The Act was aimed at the Lollards who were gaining popularity and in 1401 one of their number, William Sawtrey, originally from Kings Lynn, Norfolk, was tied to the stake and burnt on the direct order of the king.  The statute was repealed in 1553, but in 1555 three acts against heretics were revived one from 1194 in Richard II reign; one from Henry IV and one from 1416 in Henry V reign. Burning was re-introduced by Henry VIII but it was his daughter, the Catholic Mary Tudor ("Bloody Mary"), who  took it to an excess with 274 burnings of both sexes for heresy  during her five year reign of terror. In most cases their only "crime" was following the Protestant faith, but then even saying a prayer that reflected against Mary Tudor was treason and death.

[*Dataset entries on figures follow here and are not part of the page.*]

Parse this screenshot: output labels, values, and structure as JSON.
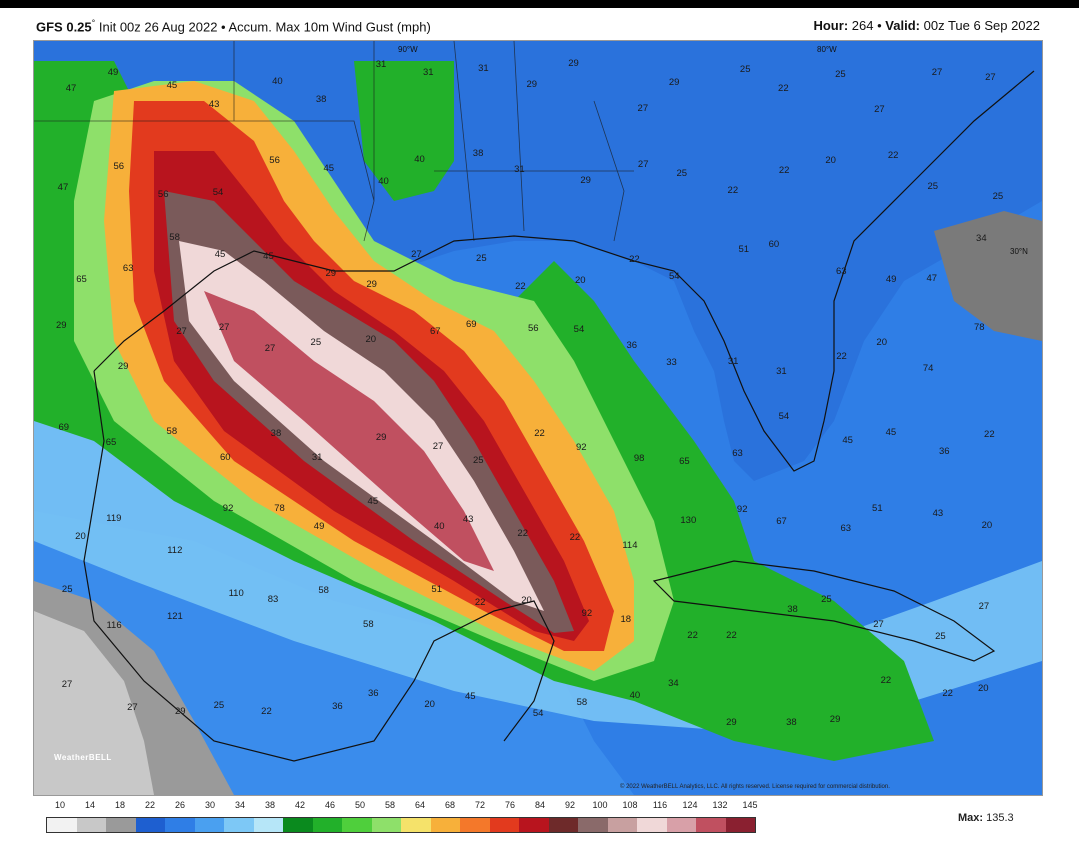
{
  "header": {
    "model": "GFS 0.25",
    "degree": "°",
    "init": "Init 00z 26 Aug 2022",
    "sep1": "•",
    "product": "Accum. Max 10m Wind Gust (mph)",
    "hour_label": "Hour",
    "hour_value": "264",
    "sep2": "•",
    "valid_label": "Valid",
    "valid_value": "00z Tue 6 Sep 2022"
  },
  "map": {
    "lat_label": "30°N",
    "lon_label_1": "90°W",
    "lon_label_2": "80°W",
    "credit": "© 2022 WeatherBELL Analytics, LLC. All rights reserved. License required for commercial distribution.",
    "logo": "WeatherBELL",
    "value_labels": [
      "47",
      "49",
      "45",
      "43",
      "40",
      "38",
      "31",
      "31",
      "31",
      "29",
      "29",
      "27",
      "29",
      "25",
      "22",
      "25",
      "27",
      "27",
      "27",
      "47",
      "56",
      "56",
      "54",
      "56",
      "45",
      "40",
      "40",
      "38",
      "31",
      "29",
      "27",
      "25",
      "22",
      "22",
      "20",
      "22",
      "25",
      "25",
      "65",
      "63",
      "58",
      "45",
      "45",
      "29",
      "29",
      "27",
      "25",
      "22",
      "20",
      "22",
      "54",
      "51",
      "60",
      "63",
      "49",
      "47",
      "34",
      "29",
      "29",
      "27",
      "27",
      "27",
      "25",
      "20",
      "67",
      "69",
      "56",
      "54",
      "36",
      "33",
      "31",
      "31",
      "22",
      "20",
      "74",
      "78",
      "69",
      "65",
      "58",
      "60",
      "38",
      "31",
      "29",
      "27",
      "25",
      "22",
      "92",
      "98",
      "65",
      "63",
      "54",
      "45",
      "45",
      "36",
      "22",
      "20",
      "119",
      "112",
      "92",
      "78",
      "49",
      "45",
      "40",
      "43",
      "22",
      "22",
      "114",
      "130",
      "92",
      "67",
      "63",
      "51",
      "43",
      "20",
      "25",
      "116",
      "121",
      "110",
      "83",
      "58",
      "58",
      "51",
      "22",
      "20",
      "92",
      "18",
      "22",
      "22",
      "38",
      "25",
      "27",
      "25",
      "27",
      "27",
      "27",
      "29",
      "25",
      "22",
      "36",
      "36",
      "20",
      "45",
      "54",
      "58",
      "40",
      "34",
      "29",
      "38",
      "29",
      "22",
      "22",
      "20"
    ]
  },
  "colorbar": {
    "ticks": [
      "10",
      "14",
      "18",
      "22",
      "26",
      "30",
      "34",
      "38",
      "42",
      "46",
      "50",
      "58",
      "64",
      "68",
      "72",
      "76",
      "84",
      "92",
      "100",
      "108",
      "116",
      "124",
      "132",
      "145"
    ],
    "colors": [
      "#f2f2f2",
      "#c8c8c8",
      "#9a9a9a",
      "#1e5fd0",
      "#2f7ee6",
      "#4aa0f0",
      "#7dc8f6",
      "#b6e6f8",
      "#0a8a1e",
      "#22b02a",
      "#4fcf3c",
      "#8ee06a",
      "#f5e26a",
      "#f7b03a",
      "#f4782a",
      "#e23a1e",
      "#b8141e",
      "#6e2a2a",
      "#8a6a6a",
      "#c8a0a0",
      "#f0d8d8",
      "#d8a0a8",
      "#c05060",
      "#8a2030"
    ],
    "max_label": "Max",
    "max_value": "135.3"
  }
}
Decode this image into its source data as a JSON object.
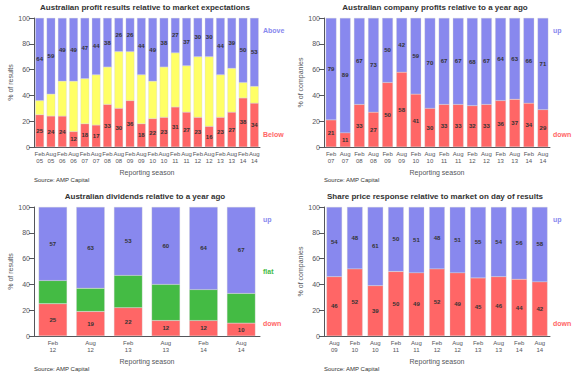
{
  "chart_data": [
    {
      "type": "bar",
      "title": "Australian profit results relative to market expectations",
      "xlabel": "Reporting season",
      "ylabel": "% of results",
      "source": "Source: AMP Capital",
      "categories": [
        "Feb\n05",
        "Aug\n05",
        "Feb\n06",
        "Aug\n06",
        "Feb\n07",
        "Aug\n07",
        "Feb\n08",
        "Aug\n08",
        "Feb\n09",
        "Aug\n09",
        "Feb\n10",
        "Aug\n10",
        "Feb\n11",
        "Aug\n11",
        "Feb\n12",
        "Aug\n12",
        "Feb\n13",
        "Aug\n13",
        "Feb\n14",
        "Aug\n14"
      ],
      "series": [
        {
          "name": "Below",
          "color": "#ff6666",
          "data_labels": true,
          "values": [
            25,
            24,
            24,
            12,
            18,
            17,
            33,
            30,
            36,
            18,
            22,
            23,
            31,
            27,
            23,
            16,
            23,
            27,
            38,
            34
          ]
        },
        {
          "color": "#ffff66",
          "data_labels": false,
          "values": [
            11,
            17,
            27,
            39,
            35,
            39,
            29,
            44,
            38,
            38,
            29,
            39,
            42,
            36,
            47,
            54,
            33,
            34,
            12,
            13
          ]
        },
        {
          "name": "Above",
          "color": "#8888ee",
          "data_labels": true,
          "values": [
            64,
            59,
            49,
            49,
            47,
            44,
            38,
            26,
            26,
            44,
            49,
            38,
            27,
            37,
            30,
            30,
            44,
            39,
            50,
            53
          ]
        }
      ],
      "stacked": true,
      "ylim": [
        0,
        100
      ],
      "yticks": [
        0,
        20,
        40,
        60,
        80,
        100
      ],
      "grid": false
    },
    {
      "type": "bar",
      "title": "Australian company profits relative to a year ago",
      "xlabel": "Reporting season",
      "ylabel": "% of companies",
      "source": "Source: AMP Capital",
      "categories": [
        "Feb\n07",
        "Aug\n07",
        "Feb\n08",
        "Aug\n08",
        "Feb\n09",
        "Aug\n09",
        "Feb\n10",
        "Aug\n10",
        "Feb\n11",
        "Aug\n11",
        "Feb\n12",
        "Aug\n12",
        "Feb\n13",
        "Aug\n13",
        "Feb\n14",
        "Aug\n14"
      ],
      "series": [
        {
          "name": "down",
          "color": "#ff6666",
          "data_labels": true,
          "values": [
            21,
            11,
            33,
            27,
            50,
            58,
            41,
            30,
            33,
            33,
            32,
            33,
            36,
            37,
            34,
            29
          ]
        },
        {
          "name": "up",
          "color": "#8888ee",
          "data_labels": true,
          "values": [
            79,
            89,
            67,
            73,
            50,
            42,
            59,
            70,
            67,
            67,
            68,
            67,
            64,
            63,
            66,
            71
          ]
        }
      ],
      "stacked": true,
      "ylim": [
        0,
        100
      ],
      "yticks": [
        0,
        20,
        40,
        60,
        80,
        100
      ],
      "grid": false
    },
    {
      "type": "bar",
      "title": "Australian dividends relative to a year ago",
      "xlabel": "Reporting season",
      "ylabel": "% of results",
      "source": "Source: AMP Capital",
      "categories": [
        "Feb\n12",
        "Aug\n12",
        "Feb\n13",
        "Aug\n13",
        "Feb\n14",
        "Aug\n14"
      ],
      "series": [
        {
          "name": "down",
          "color": "#ff6666",
          "data_labels": true,
          "values": [
            25,
            19,
            22,
            12,
            12,
            10
          ]
        },
        {
          "name": "flat",
          "color": "#44bb44",
          "data_labels": false,
          "values": [
            18,
            18,
            25,
            28,
            24,
            23
          ]
        },
        {
          "name": "up",
          "color": "#8888ee",
          "data_labels": true,
          "values": [
            57,
            63,
            53,
            60,
            64,
            67
          ]
        }
      ],
      "stacked": true,
      "ylim": [
        0,
        100
      ],
      "yticks": [
        0,
        20,
        40,
        60,
        80,
        100
      ],
      "grid": false
    },
    {
      "type": "bar",
      "title": "Share price response relative to market on day of results",
      "xlabel": "Reporting season",
      "ylabel": "% of companies",
      "source": "Source: AMP Capital",
      "categories": [
        "Aug\n09",
        "Feb\n10",
        "Aug\n10",
        "Feb\n11",
        "Aug\n11",
        "Feb\n12",
        "Aug\n12",
        "Feb\n13",
        "Aug\n13",
        "Feb\n14",
        "Aug\n14"
      ],
      "series": [
        {
          "name": "down",
          "color": "#ff6666",
          "data_labels": true,
          "values": [
            46,
            52,
            39,
            50,
            49,
            52,
            49,
            45,
            46,
            44,
            42
          ]
        },
        {
          "name": "up",
          "color": "#8888ee",
          "data_labels": true,
          "values": [
            54,
            48,
            61,
            50,
            51,
            48,
            51,
            55,
            54,
            56,
            58
          ]
        }
      ],
      "stacked": true,
      "ylim": [
        0,
        100
      ],
      "yticks": [
        0,
        20,
        40,
        60,
        80,
        100
      ],
      "grid": false
    }
  ]
}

In Scotland there were the burning of a number of Protestant believers as far back as James Resby, a follower of John Wickliffe in 1407. Resby challenged the Pope`s claim to rule Christendom as the Vicar of Christ and insisted on personal holiness as a condition of Papal office. In 1433 Paul Craw, or Crawar, a Bohemian physician, was burnt at St Andrews. McCrie  in Sketches of Church History  tells of 30 persons of gentility who were accused of heretical sympathies in 1494 but were let off with an admonishment when they, through having had an education, argued against their accusers. There were others of nobility and education who were not so fortunate notably Patrick Hamilton (28 February 1527), George Wishart (1 March 1546), and Walter Mill (28 April 1558). In the seventeenth century there were far more burnings for witchcraft (over a thousand - some eighty per cent of these were women) than for heresy.

 The method of execution is graphically described in The Scots Worthies and was often accompanied by awe inspiring declarations of innocence, faith and courage. But not all died the same way. The common witch was piled about with faggots and bound to the stake, she was then normally strangled to death before burning. Only in the worst cases was the cause of death  a combination of carbon monoxide poisoning produced by the fire, and a period of excruciating pain from the flames and heat. In 1552 William Gardiner was executed while in Portugal where he was trussed up and lowered into the flames - an especially slow and painful death. The Scottish martyrs were possibly better treated in that their death was aided by tying bags of gunpowder to the body and a cord tied round the neck. The cord about the neck was originally intended, by Catholic doctrine, to throttle the prisoner before burning but it seemed to become more of a means of shutting off the the dying words and perhaps the screams of burning. Whether it was also deliberately used as an aid to death is uncertain (they were cruel times and suffering and death was the objective), but drawn tightly by the executioner as the flames gathered force it would have contributed to asphyxiation.

 It is illustrative of the times and the malice of the clergy that they would go to extreme lengths to get their way. Patrick Hamilton was related to King James V of Scotland and had a very eminent lineage.  He wrote a fulsome work which he called “Patrick`s Places”  in which he defended Protestant views and listed some fifteen `Errors and Absurdities of the Papists`. His forthright views made him a target for the priests and he was eventually declared a heretic and burnt at the stake. His lineage was of little help to him once the Church had their grips on him.